New Jersey PASPA Damages Battle: Leagues Deny Wrongful Enjoinder Claim

The ongoing battle over damages in the wake of May’s US Supreme Court dismemberment of PASPA between Monmouth Park parent New Jersey Thoroughbred Horsemen’s Association [NJTHA] and the five prominent American sports associations that opposed New Jersey’s sports-betting legalization efforts rolls on. This week, counsel for the leagues filed their latest response as to why NJTHA isn’t entitled to any sort of damages claim.

The two sides continue warring over NJTHA’s attempts to not only claim a damages bond of $3.4 million posted by the leagues when they brought suit against New Jersey to block that state’s legalization efforts, but for compensatory and punitive damages of nearly $150 million more over years of lost sports-betting revenue at Monmouth Park. The racetrack claims that is was indirectly and wrongfully enjoindered by the leagues’ ongoing lawsuits against the state, which successfully prevented New Jersey’s licensed gambling facilities from offering sportsbook services for several years, until PASPA itself was overturned.

ScalesAmong the first points that the leagues’ letter of opposition to NJTHA’s claims is that the $3.4 million bond (itself doubled earlier in the case) was issued in conjunction with a temporary restraining order, or TRO, that was later replaced by a permanent mandate blocking New Jersey’s legalization efforts. That mandate was rescinded following the US Supreme Court ruling that nullified PASPA. The leagues’ latest response argues that even if they were somehow liable for damages, that liability would extend only to the four weeks that the TRO was in effect, rather than the four years that elapsed between the enjoinder and PASPA’s eventual downfall.

“First,” counsel writes for the benefit of the US Third Circuit Court of Appeals, where this damages battle is being fought, “Third Circuit law is clear that any liability under a bond issued pursuant to a TRO does not extend beyond the expiration or dissolution of the TRO. But NJTHA does not limit its claim to the four-week period when the TRO was in effect. …

“Second, NJTHA’s attempt to expand its recovery to include damages that exceed the amount of the bond and that  were allegedly sustained after the expiration of the TRO by asserting that the leagues acted in bad faith in pursuing their rights under PASPA is specious, and should be rejected as a matter of law.”

That points to the key problem that Monmouth Park faces in extracting damages from the leagues, whether or not the racetrack faced financial extinction or whether PASPA was being misapplied all along: “Given that this Court and the Third Circuit had previously upheld the constitutionality of PASPA, the Supreme Court’s subsequent invalidation of the statute is wholly irrelevant to the question of whether the Leagues acted in good or bad faith in October 2014, when they sought and obtained the TRO and posted the $3.4 million bond in support thereof.”

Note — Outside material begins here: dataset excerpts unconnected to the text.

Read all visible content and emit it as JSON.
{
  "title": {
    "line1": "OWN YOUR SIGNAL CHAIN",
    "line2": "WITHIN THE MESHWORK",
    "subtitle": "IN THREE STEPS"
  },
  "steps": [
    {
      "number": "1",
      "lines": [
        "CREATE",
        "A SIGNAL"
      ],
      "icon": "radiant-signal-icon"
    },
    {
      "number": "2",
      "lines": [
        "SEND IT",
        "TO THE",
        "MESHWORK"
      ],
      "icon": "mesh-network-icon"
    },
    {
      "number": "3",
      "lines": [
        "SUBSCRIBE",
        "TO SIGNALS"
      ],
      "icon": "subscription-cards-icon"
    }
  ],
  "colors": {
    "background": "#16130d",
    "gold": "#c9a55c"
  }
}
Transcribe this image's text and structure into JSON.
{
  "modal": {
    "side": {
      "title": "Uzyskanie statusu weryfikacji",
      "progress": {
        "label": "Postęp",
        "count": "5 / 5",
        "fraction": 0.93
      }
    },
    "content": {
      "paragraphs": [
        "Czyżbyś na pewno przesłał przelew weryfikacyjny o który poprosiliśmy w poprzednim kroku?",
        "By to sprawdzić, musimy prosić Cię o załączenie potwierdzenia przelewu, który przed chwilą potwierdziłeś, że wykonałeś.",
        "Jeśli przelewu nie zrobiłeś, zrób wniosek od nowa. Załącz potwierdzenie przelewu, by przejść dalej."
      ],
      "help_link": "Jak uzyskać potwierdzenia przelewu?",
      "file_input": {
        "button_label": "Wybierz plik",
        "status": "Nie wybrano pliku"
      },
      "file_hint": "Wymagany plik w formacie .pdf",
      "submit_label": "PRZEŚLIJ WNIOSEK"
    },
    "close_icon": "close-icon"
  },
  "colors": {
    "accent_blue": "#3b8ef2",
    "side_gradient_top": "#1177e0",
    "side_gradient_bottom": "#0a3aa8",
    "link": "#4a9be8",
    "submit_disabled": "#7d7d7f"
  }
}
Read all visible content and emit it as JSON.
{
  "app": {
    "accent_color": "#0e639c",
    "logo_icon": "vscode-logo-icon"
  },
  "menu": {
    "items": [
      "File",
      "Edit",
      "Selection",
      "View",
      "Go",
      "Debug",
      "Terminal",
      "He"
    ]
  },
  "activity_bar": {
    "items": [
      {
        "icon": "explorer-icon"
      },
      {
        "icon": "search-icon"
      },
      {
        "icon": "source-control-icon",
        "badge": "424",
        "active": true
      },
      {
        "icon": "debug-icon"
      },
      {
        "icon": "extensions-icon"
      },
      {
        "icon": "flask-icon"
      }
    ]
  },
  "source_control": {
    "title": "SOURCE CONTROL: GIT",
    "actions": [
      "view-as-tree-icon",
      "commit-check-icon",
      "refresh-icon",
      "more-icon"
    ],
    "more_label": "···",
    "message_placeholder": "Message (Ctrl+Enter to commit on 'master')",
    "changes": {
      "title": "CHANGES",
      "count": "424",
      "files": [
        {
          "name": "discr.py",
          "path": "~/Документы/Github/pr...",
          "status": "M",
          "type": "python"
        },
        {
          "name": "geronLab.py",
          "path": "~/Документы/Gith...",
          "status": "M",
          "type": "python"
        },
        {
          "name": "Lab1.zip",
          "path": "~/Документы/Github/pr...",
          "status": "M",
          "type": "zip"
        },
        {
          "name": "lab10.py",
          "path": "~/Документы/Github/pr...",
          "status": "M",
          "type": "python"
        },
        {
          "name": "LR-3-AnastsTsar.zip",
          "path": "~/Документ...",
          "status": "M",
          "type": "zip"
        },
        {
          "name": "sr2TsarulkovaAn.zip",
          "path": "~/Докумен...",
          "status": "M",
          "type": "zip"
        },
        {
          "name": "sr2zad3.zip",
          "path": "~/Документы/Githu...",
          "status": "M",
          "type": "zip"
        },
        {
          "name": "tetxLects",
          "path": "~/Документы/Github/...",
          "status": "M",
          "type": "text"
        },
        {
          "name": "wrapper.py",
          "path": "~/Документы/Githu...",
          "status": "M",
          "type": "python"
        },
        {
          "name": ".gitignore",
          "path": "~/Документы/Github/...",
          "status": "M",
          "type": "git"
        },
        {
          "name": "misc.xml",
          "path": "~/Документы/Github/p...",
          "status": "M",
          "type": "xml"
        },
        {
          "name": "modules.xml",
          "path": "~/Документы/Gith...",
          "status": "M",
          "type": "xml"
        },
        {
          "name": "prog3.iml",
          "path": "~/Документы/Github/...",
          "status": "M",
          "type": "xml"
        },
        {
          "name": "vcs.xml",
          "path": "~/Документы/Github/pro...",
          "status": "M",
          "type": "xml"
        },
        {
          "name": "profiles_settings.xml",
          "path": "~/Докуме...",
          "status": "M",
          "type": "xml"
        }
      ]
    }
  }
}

The letter continues by offering four legal arguments that are expected to be the basis for the leagues’ defense moving forward. Those are the following:

  • As a matter of law, any liability under the TRO bond is limited to costs and damages sustained during the four-week pendency of the TRO, which expired on November 21, 2014;
  • NJTHA’s argument that the leagues acted in bad faith in pursuing their rights under PASPA is frivolous;
  • NJTHA is not entitled to recover anything under the bond because, as a matter of law, it was not “wrongfully enjoined” by the TRO;
  • NJTHA has not proven the existence or amount of any alleged damages during the four weeks it was restrained by the TRO.

NJTHA is expected to battle strenuously against these countering claims. The five sports associations — the NFL, NBA, NCAA, MLB, and NHL — are hoping for a quick legal knockout here, while they also continue to prepare for a lengthy battle, which we’ll get to in our next post.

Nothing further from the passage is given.